Mein Name ist Friedrich Alexander Cornelius Hans Schuster und ich diene im Range eines Feldwebels als Subcommandantus in der 3. Stampferkompanie des 1. Garderegimentes der V. Legion seiner heiligen Majestät und als ich meine Augen öffne, beginnt der letzte Tag meines Fronturlaubes.  

Ich liege in meiner Kammer und es muss früher Vormittag sein, denn das Licht, dass durch das Fenster hineinfällt, ist warm. Ich lasse meinen Blick durch die Kammer schweifen. Viel ist hier nicht zu sehen. Dem Sohn eines Schusters steht auch nicht viel zu: 

Das Bett auf dem ich liege, eine Kommode mit einer Schüssel und einem Waschkrug darauf sowie ein grob gezimmerter Schrank. Langsam stehe ich auf und gehe zum Fenster. Die Sonne steht so hoch am Himmel, es muss fast Mittag sein. Habe ich so lange geschlafen?  

Die Straße draußen liegt ganz ruhig da. Das Sonnenlicht taucht die Ziegel der Häuser in gelbe Farbe. Die Leinen zwischen den Wohnungen in den oberen Stockwerken sind voller weißer Wäsche.  

Waschtag.  

Hier und da sind einzelne Ziegel aus den Mauern gebrochen und auch das Straßenpflaster hat Löcher.  

Der Krieg dauert nun schon zu lange. Zu viele Männer sind fort und werden nicht wieder heimkehren.  

Ich wasche mich und hole meine Uniform aus dem Schrank. Dabei entdecke ich meinen alten Kittel und streiche kurz über den abgeschabten Stoff. Dann ziehe ich mich ordentlich an.  

Der letzte Tag.  

Ich finde Vater in der Werkstatt. Er sitzt gebeugt über einem paar Stiefel und näht. Teures Leder, gute Stiefel fällt mir sofort auf. Vater entdeckt mich und blinzelt mich durch seine dicken Brillengläser freundlich an. Er ist so klein geworden, seitdem Mutter tot ist.

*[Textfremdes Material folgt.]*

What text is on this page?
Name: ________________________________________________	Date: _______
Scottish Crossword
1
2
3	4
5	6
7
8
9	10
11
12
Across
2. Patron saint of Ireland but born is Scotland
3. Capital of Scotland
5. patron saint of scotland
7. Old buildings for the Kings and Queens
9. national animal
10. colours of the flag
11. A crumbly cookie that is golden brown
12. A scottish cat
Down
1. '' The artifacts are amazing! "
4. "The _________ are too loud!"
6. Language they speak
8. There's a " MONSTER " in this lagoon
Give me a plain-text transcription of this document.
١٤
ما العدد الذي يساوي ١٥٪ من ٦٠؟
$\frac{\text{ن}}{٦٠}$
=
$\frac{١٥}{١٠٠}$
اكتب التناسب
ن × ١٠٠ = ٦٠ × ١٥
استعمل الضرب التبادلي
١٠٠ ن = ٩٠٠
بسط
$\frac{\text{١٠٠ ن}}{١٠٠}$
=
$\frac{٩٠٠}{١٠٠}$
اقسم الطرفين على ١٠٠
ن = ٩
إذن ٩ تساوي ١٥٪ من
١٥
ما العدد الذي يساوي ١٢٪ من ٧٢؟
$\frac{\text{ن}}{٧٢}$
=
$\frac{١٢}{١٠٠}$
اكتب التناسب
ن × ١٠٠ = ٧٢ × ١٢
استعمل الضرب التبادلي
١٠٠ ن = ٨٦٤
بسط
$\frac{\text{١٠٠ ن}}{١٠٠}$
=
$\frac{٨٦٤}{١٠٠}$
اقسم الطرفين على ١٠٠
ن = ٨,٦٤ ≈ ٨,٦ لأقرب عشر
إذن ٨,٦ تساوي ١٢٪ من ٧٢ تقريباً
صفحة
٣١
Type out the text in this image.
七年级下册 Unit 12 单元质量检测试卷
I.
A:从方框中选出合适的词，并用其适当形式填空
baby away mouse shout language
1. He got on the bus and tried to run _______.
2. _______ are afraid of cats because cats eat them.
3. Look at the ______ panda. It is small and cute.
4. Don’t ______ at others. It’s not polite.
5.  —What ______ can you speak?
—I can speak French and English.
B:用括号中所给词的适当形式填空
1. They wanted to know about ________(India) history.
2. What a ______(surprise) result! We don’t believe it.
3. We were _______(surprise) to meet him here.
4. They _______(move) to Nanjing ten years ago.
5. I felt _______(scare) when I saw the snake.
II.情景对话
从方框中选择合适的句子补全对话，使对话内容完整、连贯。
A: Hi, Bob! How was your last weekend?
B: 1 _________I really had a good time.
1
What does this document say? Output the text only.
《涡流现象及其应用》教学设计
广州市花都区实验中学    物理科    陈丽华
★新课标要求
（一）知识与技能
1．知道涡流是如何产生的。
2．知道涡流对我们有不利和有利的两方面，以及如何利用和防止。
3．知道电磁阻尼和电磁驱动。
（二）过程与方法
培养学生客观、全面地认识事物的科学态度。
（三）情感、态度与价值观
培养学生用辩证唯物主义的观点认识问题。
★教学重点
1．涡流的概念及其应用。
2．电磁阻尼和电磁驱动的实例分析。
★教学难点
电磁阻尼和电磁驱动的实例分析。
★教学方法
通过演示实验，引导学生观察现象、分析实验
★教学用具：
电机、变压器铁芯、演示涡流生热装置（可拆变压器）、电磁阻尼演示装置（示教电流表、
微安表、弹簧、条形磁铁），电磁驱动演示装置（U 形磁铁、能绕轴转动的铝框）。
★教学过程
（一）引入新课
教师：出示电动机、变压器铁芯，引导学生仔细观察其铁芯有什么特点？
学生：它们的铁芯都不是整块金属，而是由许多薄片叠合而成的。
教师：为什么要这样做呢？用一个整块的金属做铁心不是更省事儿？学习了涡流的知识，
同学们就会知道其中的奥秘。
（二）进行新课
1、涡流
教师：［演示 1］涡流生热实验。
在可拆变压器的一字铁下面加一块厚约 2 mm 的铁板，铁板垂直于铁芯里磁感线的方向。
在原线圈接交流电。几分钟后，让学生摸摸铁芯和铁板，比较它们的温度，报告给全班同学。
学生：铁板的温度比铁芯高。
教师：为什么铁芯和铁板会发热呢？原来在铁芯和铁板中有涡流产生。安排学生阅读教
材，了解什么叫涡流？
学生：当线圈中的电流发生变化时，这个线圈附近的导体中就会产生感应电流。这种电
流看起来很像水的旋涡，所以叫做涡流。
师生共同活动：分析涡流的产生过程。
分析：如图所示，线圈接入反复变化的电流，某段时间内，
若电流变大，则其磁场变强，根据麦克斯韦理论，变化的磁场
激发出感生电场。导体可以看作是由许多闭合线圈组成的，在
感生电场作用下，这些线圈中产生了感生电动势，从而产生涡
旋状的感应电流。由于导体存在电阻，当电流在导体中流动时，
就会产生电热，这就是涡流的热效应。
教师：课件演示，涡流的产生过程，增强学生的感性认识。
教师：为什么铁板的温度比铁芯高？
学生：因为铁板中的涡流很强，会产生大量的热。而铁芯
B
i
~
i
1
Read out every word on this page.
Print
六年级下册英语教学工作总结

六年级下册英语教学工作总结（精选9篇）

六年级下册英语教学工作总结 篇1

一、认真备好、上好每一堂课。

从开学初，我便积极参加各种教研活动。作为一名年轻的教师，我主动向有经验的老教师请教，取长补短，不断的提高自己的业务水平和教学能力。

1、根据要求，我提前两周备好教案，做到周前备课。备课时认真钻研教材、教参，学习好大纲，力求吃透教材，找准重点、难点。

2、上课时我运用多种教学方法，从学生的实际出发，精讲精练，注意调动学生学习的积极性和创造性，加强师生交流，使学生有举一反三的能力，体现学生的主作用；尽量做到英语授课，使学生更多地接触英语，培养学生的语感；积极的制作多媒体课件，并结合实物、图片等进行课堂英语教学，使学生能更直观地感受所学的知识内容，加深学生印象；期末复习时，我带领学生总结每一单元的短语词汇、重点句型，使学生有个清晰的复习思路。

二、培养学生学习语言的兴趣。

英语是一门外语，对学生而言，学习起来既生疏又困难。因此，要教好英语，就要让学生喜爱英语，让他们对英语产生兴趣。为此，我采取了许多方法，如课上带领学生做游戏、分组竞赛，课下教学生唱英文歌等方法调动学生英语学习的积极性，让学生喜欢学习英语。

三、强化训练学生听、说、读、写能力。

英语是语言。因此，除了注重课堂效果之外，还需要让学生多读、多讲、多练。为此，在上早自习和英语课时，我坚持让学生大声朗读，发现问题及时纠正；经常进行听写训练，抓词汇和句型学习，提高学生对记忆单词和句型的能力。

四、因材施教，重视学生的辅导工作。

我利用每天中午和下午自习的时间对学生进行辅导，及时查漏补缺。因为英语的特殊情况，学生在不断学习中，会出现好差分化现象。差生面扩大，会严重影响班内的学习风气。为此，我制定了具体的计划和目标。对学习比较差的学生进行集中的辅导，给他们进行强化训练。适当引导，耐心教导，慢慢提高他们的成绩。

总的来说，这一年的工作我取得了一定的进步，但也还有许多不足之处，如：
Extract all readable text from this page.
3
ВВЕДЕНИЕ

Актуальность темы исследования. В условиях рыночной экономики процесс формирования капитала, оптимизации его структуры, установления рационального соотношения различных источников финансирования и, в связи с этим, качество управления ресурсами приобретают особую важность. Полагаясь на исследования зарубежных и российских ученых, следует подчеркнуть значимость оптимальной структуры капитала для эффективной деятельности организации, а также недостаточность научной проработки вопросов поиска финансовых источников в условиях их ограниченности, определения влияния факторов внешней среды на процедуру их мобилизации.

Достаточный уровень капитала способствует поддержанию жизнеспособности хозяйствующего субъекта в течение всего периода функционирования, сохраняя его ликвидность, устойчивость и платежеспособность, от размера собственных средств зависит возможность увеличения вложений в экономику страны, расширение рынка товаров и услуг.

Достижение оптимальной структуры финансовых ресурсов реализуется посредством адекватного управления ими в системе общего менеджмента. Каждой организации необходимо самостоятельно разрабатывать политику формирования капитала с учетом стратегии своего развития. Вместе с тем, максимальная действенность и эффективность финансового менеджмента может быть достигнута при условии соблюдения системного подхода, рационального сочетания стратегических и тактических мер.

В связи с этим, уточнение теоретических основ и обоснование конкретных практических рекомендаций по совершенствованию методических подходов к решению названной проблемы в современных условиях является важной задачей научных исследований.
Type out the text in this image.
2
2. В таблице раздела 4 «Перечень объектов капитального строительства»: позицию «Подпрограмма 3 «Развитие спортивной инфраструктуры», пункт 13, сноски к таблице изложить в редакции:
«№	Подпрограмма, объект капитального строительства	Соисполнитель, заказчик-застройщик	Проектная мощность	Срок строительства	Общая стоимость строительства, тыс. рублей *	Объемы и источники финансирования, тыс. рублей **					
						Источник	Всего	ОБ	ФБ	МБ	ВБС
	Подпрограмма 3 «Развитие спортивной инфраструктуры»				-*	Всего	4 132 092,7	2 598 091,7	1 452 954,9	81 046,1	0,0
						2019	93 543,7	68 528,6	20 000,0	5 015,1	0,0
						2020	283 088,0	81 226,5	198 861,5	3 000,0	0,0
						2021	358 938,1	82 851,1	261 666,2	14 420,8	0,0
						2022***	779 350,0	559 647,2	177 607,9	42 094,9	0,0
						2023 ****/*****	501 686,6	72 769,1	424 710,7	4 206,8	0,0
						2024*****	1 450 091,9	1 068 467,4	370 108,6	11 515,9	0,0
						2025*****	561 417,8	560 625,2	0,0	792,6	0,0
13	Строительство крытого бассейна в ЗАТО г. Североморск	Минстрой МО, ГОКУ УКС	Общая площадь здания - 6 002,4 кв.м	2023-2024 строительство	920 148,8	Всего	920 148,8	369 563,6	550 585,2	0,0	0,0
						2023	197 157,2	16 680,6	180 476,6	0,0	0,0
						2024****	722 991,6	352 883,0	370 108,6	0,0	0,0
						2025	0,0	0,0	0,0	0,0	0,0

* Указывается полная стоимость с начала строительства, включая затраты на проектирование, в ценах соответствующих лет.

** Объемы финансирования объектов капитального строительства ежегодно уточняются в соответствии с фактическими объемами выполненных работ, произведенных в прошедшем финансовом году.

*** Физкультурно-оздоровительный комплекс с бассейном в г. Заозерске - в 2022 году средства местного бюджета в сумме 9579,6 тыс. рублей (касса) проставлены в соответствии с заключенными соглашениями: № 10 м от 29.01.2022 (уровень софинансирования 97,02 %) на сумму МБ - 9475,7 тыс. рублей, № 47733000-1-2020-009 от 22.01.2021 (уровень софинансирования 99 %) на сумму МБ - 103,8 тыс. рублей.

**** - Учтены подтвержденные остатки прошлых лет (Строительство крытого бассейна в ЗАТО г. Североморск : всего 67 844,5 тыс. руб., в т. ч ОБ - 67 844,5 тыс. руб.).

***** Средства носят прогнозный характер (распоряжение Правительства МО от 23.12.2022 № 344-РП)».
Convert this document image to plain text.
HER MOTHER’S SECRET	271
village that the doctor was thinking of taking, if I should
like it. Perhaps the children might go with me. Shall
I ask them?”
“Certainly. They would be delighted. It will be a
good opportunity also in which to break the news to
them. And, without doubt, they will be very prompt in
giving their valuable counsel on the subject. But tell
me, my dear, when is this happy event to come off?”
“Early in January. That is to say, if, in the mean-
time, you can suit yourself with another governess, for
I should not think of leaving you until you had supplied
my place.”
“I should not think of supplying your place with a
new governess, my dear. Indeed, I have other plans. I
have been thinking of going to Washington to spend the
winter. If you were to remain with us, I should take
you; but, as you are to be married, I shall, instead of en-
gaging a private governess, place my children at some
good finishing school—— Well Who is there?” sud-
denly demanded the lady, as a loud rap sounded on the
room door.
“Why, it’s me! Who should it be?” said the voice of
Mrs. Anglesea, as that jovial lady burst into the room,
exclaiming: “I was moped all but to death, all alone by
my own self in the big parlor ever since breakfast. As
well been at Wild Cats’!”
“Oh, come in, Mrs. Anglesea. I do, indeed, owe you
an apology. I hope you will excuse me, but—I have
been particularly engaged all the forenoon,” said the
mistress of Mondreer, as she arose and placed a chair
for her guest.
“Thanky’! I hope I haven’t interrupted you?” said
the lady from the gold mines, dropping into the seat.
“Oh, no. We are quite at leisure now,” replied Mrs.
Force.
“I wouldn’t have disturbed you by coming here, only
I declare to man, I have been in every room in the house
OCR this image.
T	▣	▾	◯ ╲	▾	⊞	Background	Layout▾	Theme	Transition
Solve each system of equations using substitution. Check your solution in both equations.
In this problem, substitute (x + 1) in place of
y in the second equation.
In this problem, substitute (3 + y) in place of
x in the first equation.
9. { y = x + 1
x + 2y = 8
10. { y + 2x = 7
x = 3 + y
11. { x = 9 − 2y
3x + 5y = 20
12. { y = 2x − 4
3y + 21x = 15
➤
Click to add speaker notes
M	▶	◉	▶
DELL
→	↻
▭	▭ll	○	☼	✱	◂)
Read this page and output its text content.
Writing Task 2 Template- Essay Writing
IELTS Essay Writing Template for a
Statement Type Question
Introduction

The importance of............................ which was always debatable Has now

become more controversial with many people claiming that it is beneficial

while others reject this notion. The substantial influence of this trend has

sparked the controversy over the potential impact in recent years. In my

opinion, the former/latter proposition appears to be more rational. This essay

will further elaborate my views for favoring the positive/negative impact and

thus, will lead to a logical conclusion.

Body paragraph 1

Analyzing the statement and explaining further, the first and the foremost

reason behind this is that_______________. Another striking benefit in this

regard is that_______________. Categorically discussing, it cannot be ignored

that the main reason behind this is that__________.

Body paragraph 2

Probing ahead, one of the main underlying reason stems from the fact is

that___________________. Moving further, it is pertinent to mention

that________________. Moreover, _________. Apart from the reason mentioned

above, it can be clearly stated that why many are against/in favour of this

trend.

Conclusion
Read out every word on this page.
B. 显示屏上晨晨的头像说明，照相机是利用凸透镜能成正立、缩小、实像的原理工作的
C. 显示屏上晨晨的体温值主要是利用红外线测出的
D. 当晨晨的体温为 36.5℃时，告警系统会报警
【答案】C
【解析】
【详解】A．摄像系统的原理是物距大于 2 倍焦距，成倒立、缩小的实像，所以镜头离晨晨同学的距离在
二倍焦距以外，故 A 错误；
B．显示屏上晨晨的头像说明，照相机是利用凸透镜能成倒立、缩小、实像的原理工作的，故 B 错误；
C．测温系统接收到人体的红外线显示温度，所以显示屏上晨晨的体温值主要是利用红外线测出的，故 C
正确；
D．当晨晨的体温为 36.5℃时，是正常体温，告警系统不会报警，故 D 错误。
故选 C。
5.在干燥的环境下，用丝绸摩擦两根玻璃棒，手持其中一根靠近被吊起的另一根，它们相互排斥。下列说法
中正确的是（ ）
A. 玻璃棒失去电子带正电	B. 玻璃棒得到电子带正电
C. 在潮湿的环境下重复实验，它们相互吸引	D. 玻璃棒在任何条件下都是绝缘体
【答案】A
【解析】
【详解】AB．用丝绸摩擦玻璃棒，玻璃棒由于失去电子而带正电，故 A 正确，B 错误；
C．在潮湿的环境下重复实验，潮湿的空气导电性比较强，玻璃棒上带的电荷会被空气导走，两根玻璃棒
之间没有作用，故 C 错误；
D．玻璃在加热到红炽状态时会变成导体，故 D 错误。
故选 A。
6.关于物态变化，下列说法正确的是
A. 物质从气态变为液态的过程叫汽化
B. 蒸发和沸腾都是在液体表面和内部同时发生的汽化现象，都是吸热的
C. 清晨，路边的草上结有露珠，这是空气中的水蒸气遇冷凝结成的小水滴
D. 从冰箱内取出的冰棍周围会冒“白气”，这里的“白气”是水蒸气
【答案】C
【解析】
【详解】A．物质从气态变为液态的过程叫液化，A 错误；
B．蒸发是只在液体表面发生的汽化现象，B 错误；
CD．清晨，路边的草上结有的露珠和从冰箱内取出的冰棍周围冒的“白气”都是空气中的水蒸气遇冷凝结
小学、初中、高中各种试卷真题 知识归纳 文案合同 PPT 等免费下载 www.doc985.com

Früher war Vater ein Riese gewesen, stark und laut und fröhlich – die Leute sagten immer, ich käme nach ihm – doch jetzt ist er ein gebeugtes, faltiges Männlein.  

Ich nicke Vater zu.  

„Es ist spät.“ stelle ich fest.  

„Ja,“ er nickt jetzt auch. Es sieht es wie wenn ein Kinderspielzeug nickt „ich wollte Dich nicht wecken. Hast so friedlich geschlafen. Wollte Dich nicht wecken an Deinem letzten Tag in der Heimat …“ sein Lächeln gefriert und ich sehe seine Augen feucht werden.  

Mit einem Schritt bin ich bei ihm und lege ihm meine Hand auf die Schulter. Er tätschelt sie.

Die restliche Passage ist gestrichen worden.